LLMs mark the highest form of computer-human interaction we have seen to date. They get rid of the “graphical user interface” and replace it with the interface that is most fundamental to humans - natural language.

At the same time, there is also a more radical break that has happened - even though the GUI is very far removed from the underlying computation, there is a degree of “traceability” between the button you click and the sequence of bytes that are sent to a CPU or over a wire. Yes, there is lots of indeterminate and ill-defined behaviours in a lot of software design (which become easier to introduce due to the abstraction), but these can generally be reasoned about and understood with enough analysis and attention.

With an LLM, hooked up to an agent, you write your intention using natural language (a very “inefficient” more of input, from a computational/informational perspective, owing to its ambiguity and noisiness) and the LLM “interprets” it, translates it into code or other functions it has access to, and makes something happen.

Most of the time, your exact intention is translated into something that you wanted, and there is indeed something magical about this (though, I’m sure the early GUI web browsers also seemed magical).

Some of the time something different happens. Something goes wrong. Unlike the GUI behaviour, it is impossible to reason about why it went wrong, beyond perhaps some understanding of the statistical models behind the action. In these cases, the solution to the problem isn’t to study the underlying system more and develop a better engineering solution, instead, we have to build in more layers of redundancy (“humans-in-the-loop”, further LLMs to verify, etc).

So, we have increased the level of abstraction to the extent that we are no longer even trying to “represent” an underlying semblance that this is a computer. With a video game or user-interface, the person usually has to learn how to use it to some extent. It is not the same as learning how to programme with punch cards, but you are learning to interact with a machine according to certain constraints of that machine. If the game is stuttering, you may have to go into the menu and change async rendering, etc. You might not fully understand the technical implications of this (though I am sure a lot of gamers do), but you at least understand that it is some kind of computational/engineering phenomena. With an LLM, you talk to it as you would talk to a friend.

It is like the diagrams of the molecules on the classroom wall have been replaced by an agent which you can simply ask to “make me a cure for the disease x”. Even though the diagrams were abstractions of the real processes, you still had a sense of something “non-human”, something of the other reality that the molecules depict. The LLM, on the other hand, is all too human.

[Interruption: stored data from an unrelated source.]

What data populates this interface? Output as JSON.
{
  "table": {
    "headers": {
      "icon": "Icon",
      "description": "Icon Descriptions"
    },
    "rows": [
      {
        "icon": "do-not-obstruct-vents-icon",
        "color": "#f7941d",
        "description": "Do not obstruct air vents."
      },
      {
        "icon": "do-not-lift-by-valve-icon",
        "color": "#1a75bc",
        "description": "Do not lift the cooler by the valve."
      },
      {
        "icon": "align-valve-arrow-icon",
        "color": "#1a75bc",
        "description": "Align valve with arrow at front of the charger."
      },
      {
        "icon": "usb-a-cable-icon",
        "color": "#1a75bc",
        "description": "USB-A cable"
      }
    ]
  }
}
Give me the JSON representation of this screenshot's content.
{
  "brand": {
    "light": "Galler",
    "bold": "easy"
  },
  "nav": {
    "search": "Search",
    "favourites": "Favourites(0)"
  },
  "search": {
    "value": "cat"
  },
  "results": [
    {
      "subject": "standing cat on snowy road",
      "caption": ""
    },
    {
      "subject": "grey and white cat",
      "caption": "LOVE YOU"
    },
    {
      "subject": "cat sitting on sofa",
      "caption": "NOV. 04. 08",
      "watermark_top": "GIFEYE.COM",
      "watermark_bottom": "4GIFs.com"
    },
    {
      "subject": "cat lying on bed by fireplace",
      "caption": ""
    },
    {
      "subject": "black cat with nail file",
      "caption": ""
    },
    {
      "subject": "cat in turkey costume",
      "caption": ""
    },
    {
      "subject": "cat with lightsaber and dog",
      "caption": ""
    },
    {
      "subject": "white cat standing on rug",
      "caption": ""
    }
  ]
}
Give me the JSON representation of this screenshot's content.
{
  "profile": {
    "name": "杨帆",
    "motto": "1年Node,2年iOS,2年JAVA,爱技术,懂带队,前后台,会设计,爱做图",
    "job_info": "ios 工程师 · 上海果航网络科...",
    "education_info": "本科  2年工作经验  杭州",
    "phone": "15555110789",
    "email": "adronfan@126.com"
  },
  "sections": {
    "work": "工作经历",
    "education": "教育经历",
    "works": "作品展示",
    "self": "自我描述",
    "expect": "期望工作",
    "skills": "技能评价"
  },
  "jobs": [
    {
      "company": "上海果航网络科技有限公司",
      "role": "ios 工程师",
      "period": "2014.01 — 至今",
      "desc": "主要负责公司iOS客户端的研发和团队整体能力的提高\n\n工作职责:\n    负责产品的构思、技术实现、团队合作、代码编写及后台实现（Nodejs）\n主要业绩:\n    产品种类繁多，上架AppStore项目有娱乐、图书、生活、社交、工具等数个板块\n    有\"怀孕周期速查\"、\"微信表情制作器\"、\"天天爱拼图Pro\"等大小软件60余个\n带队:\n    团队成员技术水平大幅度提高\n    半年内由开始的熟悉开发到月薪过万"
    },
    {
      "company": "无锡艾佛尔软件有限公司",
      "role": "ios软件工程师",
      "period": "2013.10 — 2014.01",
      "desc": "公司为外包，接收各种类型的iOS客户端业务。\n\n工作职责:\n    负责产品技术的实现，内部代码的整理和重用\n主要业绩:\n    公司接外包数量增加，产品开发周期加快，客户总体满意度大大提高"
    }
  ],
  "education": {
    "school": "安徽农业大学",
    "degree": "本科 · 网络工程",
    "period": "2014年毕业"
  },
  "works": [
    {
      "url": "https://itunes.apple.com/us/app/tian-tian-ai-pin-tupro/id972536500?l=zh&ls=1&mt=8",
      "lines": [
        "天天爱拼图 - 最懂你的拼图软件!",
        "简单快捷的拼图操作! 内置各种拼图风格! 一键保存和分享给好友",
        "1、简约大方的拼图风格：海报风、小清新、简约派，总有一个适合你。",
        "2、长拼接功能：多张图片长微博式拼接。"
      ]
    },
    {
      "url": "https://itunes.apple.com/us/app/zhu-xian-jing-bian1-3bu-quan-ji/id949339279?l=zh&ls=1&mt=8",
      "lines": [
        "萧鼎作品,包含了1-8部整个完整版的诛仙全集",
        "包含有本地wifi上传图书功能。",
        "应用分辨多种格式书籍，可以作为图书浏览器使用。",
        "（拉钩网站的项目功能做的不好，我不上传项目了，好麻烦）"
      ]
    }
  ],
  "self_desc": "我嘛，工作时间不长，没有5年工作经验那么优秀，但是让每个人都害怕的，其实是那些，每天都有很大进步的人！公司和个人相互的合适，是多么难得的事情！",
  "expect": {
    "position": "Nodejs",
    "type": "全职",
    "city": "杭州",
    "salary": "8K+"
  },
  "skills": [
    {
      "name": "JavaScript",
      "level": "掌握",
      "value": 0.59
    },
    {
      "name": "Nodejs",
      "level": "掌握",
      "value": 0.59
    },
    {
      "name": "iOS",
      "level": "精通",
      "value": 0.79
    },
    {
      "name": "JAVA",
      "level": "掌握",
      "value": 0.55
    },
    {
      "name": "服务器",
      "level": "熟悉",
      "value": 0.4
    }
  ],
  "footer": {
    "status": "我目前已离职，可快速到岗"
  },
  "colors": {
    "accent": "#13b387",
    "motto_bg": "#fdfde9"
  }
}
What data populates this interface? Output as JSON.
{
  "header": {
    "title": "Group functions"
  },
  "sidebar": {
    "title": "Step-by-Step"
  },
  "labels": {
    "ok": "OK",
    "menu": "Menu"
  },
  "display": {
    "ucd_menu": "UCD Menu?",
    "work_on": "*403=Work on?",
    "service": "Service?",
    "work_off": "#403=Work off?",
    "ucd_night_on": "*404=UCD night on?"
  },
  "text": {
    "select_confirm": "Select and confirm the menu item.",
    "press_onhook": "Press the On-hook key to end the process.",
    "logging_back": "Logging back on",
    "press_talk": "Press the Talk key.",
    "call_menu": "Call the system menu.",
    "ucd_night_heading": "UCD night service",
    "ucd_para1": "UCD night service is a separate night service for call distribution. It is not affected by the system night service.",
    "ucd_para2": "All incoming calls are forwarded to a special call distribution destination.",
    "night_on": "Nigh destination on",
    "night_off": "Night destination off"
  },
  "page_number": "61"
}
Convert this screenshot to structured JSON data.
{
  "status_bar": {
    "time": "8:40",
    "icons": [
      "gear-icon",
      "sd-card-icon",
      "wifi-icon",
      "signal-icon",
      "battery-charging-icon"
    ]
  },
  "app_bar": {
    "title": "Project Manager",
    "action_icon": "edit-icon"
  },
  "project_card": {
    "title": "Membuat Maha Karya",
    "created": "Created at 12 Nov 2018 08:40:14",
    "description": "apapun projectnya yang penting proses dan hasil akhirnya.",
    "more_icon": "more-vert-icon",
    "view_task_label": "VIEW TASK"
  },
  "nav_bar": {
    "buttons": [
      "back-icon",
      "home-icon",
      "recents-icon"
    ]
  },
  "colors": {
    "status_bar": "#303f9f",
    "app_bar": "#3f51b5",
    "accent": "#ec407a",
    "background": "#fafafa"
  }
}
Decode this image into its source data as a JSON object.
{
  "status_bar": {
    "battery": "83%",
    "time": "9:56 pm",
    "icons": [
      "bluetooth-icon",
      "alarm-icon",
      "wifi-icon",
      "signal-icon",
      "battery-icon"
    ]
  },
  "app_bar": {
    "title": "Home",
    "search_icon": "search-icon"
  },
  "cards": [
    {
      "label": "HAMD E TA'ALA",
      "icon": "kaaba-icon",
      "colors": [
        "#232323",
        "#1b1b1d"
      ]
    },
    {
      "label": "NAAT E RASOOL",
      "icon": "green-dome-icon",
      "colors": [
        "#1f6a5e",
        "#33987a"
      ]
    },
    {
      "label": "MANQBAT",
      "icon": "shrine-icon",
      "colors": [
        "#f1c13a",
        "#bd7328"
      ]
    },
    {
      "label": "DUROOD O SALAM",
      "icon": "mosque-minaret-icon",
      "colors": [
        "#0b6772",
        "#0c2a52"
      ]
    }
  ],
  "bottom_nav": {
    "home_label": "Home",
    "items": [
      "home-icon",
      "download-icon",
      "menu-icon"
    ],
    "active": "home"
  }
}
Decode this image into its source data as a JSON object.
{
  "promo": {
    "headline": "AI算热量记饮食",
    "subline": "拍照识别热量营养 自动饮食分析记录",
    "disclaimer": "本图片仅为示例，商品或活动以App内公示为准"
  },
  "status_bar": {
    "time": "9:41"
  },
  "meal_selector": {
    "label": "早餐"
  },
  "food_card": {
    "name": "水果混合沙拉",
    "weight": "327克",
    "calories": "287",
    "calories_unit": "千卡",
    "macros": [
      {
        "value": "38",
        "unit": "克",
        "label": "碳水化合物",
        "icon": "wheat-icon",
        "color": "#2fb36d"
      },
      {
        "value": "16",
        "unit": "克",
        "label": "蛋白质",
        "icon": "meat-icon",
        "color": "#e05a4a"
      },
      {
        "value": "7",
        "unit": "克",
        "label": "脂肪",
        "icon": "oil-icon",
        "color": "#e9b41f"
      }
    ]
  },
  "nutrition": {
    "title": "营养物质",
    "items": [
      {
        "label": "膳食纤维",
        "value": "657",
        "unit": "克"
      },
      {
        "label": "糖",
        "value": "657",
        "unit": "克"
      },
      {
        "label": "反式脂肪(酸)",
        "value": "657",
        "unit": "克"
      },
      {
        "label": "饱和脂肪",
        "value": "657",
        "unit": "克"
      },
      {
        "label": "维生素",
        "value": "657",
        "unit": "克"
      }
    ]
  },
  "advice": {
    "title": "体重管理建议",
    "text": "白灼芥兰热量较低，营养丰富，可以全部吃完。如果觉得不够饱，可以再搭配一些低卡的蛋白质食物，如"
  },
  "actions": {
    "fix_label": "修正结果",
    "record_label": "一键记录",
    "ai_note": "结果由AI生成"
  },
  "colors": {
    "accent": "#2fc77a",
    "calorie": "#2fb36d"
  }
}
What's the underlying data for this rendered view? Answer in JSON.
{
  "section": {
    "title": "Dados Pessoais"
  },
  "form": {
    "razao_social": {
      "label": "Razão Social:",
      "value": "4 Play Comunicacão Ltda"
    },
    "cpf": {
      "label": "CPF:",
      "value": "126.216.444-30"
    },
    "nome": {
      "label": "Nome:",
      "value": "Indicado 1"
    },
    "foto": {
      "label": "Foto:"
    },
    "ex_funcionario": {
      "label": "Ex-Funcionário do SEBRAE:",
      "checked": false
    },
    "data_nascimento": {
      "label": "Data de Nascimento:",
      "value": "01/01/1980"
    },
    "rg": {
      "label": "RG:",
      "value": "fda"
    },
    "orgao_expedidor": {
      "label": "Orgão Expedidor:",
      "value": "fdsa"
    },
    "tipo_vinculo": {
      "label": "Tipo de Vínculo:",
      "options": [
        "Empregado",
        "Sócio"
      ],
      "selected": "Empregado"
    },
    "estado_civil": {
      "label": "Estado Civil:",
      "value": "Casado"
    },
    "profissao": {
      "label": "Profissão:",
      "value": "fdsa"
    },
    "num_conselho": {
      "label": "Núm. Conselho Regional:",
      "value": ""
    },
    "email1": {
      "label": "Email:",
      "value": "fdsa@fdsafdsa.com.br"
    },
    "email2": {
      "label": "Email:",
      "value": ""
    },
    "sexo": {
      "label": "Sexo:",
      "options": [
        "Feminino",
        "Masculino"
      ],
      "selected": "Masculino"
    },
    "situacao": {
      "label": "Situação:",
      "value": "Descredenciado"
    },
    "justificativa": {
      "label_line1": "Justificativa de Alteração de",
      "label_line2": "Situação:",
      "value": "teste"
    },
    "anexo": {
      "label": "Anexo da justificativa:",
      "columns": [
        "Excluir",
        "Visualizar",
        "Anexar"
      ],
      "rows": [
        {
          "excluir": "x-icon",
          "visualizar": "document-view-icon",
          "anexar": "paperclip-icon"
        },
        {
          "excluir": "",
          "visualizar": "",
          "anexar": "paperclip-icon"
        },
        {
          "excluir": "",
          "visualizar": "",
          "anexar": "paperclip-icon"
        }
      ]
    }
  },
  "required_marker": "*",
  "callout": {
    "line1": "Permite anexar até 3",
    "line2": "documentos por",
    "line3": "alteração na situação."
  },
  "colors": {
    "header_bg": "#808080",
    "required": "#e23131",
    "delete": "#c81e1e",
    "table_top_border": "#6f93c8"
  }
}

In the age of LLMs, we should not only think of “AI Alignment”, but also “human misalignment” with computers. Using the supreme interface of natural language, we have abstracted from the underlying processes to such an extent that computer users of the future may no longer understand the full implications of what they are doing.

As mentioned above, greater abstraction can also lead to greater control. It remains to be seen whether LLMs are “good” abstractions from an engineering perspective, but if they are, then the new possibilities that could be unlocked are both fascinating and terrifying. If they aren’t good abstractions, then we are bound to get an ever-increasing number of programs and actions that fail occasionally due to statistical probabilities.

Yes, from a moral perspective we need to think more about how best to “align” LLMs to certain goals and values, but from an engineering perspective, perhaps we should think more about how over-aligned LLMs are with human language, and consider whether human language really is a good abstraction for human-computer interaction.